You don't need to share every folder, just the ones you want to be able to access from another computer.
So in my example, on this machine, I'll need to share my Music folder next.
Once that's done, restart your computer, and while it re=starts, go and share the folders on your other machines.
Now that we've got all our computers set up for file sharing, it's time to set up access to them.
This is where the real magic happens.
In this example, I'm working on my desktop computer, I'm sat at my desktop computer, and trying to access the shared files and folders on my laptop which I named "redlaptop".
Open File Explorer again.
In the left-hand panel, click NETWORK.
You might have to scroll down a little to find it.
On the Network page, you might see a progress bar moving across the address bar at the top of the window.
Let it run right across. It might take a minute or two. But let it finish.
Once the progress bar is out of the way, left-click once into the address bar.
Just a single left click.
Everything inside the bar will become highlighted.
With everything in the address bar highlighted, type 2 backslashes.
Then type the name of the computer you're trying to connect to. Don't type a space between the backslashes and the computer name.

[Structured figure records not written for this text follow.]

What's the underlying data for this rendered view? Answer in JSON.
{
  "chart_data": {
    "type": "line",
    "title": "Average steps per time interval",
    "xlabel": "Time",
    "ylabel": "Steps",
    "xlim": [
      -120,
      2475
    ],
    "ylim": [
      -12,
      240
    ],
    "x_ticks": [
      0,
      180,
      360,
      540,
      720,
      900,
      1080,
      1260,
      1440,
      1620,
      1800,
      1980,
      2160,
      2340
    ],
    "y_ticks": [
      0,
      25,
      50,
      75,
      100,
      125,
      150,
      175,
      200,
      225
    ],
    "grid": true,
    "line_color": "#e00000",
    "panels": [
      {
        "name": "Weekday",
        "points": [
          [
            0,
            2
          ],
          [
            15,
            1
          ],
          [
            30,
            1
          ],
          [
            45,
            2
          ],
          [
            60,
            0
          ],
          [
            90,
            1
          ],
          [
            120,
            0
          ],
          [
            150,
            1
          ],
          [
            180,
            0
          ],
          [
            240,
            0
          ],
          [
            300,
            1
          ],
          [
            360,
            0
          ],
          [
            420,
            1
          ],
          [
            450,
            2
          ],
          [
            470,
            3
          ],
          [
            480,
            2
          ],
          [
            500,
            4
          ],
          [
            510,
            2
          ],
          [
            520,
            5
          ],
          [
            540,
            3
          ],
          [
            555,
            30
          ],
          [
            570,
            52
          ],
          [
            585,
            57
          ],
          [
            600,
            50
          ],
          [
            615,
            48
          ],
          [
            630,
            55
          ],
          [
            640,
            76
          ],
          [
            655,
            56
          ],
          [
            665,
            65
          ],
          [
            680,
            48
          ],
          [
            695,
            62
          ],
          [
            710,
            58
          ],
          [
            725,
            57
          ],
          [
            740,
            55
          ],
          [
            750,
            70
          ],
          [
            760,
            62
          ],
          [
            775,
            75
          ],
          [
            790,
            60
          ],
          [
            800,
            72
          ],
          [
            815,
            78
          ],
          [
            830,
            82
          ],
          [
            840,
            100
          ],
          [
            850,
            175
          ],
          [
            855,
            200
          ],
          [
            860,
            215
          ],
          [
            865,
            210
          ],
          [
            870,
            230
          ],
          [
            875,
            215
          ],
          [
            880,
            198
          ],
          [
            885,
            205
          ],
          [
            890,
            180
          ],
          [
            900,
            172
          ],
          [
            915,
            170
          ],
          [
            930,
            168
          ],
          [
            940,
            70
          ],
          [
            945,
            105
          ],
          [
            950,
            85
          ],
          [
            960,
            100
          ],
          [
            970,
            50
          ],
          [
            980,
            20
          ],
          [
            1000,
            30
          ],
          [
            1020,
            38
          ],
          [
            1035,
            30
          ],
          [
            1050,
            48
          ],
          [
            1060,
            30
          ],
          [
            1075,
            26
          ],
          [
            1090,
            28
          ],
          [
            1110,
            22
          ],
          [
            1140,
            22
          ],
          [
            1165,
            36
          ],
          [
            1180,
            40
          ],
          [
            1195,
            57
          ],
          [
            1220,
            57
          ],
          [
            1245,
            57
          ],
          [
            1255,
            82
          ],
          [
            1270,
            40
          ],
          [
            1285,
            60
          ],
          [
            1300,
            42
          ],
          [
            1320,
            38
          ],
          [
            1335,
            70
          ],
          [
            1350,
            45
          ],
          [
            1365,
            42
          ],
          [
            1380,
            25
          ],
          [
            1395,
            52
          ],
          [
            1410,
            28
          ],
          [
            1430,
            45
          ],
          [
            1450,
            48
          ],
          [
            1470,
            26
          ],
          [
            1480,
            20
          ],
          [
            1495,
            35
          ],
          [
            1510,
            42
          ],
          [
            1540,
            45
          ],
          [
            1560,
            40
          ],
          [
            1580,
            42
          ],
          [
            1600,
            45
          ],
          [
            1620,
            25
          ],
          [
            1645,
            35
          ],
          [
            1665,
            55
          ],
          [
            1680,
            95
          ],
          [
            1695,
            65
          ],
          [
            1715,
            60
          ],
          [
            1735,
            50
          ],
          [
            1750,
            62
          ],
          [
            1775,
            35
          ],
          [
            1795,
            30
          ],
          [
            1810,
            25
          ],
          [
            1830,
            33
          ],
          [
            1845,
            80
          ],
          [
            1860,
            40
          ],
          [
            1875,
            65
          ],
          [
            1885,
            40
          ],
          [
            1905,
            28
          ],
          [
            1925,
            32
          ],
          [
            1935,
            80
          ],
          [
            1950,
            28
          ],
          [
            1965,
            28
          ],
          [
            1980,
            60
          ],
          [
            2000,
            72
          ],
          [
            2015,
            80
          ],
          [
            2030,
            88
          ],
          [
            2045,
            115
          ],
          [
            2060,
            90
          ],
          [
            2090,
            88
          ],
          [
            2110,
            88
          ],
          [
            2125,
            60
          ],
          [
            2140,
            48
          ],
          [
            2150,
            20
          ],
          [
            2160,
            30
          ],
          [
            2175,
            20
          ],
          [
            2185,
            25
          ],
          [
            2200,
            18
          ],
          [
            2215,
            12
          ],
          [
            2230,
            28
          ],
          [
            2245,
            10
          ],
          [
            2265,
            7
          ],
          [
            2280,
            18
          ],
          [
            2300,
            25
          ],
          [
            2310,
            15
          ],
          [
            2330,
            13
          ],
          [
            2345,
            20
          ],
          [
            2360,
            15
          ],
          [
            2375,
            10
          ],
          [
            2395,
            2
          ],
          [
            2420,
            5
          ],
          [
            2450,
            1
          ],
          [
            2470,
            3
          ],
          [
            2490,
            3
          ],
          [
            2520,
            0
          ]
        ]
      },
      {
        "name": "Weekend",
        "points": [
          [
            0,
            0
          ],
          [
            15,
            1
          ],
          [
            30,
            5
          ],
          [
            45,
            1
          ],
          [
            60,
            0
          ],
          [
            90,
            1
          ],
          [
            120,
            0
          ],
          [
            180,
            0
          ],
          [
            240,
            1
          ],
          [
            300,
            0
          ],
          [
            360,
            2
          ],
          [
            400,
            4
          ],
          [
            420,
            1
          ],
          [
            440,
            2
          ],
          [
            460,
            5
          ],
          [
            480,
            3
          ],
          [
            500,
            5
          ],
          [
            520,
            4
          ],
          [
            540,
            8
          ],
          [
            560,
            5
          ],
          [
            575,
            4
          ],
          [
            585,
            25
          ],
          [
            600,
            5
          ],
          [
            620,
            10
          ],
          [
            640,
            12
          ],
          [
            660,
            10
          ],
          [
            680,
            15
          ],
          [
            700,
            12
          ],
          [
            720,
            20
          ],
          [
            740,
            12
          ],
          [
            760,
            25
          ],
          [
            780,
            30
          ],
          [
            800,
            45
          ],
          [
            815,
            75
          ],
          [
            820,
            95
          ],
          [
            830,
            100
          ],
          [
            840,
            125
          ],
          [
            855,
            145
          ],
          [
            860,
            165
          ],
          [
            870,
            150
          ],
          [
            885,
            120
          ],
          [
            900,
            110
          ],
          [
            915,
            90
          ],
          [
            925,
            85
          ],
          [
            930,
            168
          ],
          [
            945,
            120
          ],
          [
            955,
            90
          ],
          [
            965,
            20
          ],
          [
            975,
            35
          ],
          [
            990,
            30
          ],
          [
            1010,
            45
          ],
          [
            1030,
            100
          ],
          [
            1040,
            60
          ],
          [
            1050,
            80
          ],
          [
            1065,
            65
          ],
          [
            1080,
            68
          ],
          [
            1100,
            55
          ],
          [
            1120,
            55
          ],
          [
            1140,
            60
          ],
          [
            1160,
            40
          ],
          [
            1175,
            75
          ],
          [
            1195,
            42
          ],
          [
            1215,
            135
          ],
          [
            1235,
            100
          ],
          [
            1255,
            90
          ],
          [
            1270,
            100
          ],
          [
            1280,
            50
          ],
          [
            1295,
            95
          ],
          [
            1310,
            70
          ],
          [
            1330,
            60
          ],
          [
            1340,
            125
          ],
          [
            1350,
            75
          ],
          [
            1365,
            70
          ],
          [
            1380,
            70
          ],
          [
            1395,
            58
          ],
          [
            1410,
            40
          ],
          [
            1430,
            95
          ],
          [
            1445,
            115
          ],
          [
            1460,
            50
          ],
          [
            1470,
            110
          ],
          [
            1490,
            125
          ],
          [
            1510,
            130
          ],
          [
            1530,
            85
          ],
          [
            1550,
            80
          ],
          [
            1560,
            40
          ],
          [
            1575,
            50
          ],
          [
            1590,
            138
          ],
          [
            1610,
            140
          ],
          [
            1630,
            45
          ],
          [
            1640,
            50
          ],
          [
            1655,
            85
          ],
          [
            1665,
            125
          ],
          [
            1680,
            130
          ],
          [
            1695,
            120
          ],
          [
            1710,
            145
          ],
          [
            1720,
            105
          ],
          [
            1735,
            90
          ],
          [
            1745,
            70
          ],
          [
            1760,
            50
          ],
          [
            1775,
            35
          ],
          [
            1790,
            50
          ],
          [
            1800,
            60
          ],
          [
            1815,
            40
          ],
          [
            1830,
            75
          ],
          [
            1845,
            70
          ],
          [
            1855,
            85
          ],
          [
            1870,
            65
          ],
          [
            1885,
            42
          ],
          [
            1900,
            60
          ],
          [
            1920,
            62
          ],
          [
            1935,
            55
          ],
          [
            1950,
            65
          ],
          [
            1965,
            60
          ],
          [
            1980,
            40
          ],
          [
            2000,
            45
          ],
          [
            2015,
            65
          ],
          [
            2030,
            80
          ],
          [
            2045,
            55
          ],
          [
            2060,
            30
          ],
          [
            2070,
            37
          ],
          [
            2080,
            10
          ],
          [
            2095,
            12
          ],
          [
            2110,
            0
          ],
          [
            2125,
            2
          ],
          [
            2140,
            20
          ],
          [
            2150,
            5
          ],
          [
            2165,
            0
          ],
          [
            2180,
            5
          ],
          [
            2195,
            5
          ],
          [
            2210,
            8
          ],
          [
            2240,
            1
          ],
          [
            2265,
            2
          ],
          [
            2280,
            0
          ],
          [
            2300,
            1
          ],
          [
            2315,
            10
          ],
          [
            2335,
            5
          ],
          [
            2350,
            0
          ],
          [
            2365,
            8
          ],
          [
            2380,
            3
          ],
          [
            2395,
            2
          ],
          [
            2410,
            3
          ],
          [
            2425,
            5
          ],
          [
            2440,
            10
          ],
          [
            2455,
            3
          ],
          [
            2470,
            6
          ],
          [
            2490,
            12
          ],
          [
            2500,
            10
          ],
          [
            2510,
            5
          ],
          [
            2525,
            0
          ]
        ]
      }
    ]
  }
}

So in my example, I'm on my desktop computer and I'm trying to access my laptop. My laptop's name is "redlaptop". So I'd type
You would obviously replace redlaptop with the name of the computer you're trying to connect to.
Once you've typed the 2 backslashes and the name of the computer you're trying to connect to, press the ENTER key on your keyboard.
If all goes well, you should now be looking at something like this.
In the address bar, you should see your computer's name. In my case, it's "redlaptop".
Double left-click on the USERS folder to open it.
On the next window, you'll be able to see your user account folder from the computer you're connecting to.
Right-click on your account folder.
On the menu that appears, left-click CREATE SHORTCUT.
Windows uses user accounts to keep your files separate from other users of the computer. For more info about the different types of user accounts, and creating accounts click Windows User Accounts
Close any open windows to return to your Desktop.
You should be able to find the Shortcut you just created.
Double left-click it to open it.
When it opens, you'll be able to see the folders that you chose to share on the other computer.
So in my example, I'm working on my desktop machine, but these files/folders are the ones I shared on my laptop.
I can now access, or share, any of the files that are on my laptop from my desktop computer. Job done.
All I need to do now is get onto my laptop and repeat the process so that I can access my desktop computer files from my laptop.
file sharing problems.
Trying to set up file sharing between your computers should be easy and straightforward. And following this guide, most of you will breeze it.
But there can be problems, so here are the two most common issues that you might run into.
windows cannot connect access.
This is the first problem you might see. Windows cannot access etc.
Double-check all the settings we've done above. Go through the stages on each computer carefully, making sure you didn't miss anything out.
Make sure the PC you're trying to connect to is turned on and hasn't gone into sleep/hibernation mode. Make sure it's connected to the network.
Double-check the computer name, double-check your typing/spelling.
Try disabling any firewalls on the target computer.
One of these will usually solve the problem.
windows security - enter network credentials.
Sometimes when you're trying to connect to another computer that you've set up file sharing on, you'll get the dreaded Windows Security "Enter Network Credentials" box appear.
What It's asking for is the log on details of the OTHER computer. The one you're trying to connect to.
Not the one you're currently using.
So in my example, I'm working at my desktop computer and trying to connect to my laptop over my network.
When the Enter Network Credentials box shows up.
What I need to enter is the log on details of my laptop. That's the machine I'm trying to connect to.
The log on details are my User Account Name and password if I've set one.
To be clear, it's the user name and password of the computer you're trying to connect to.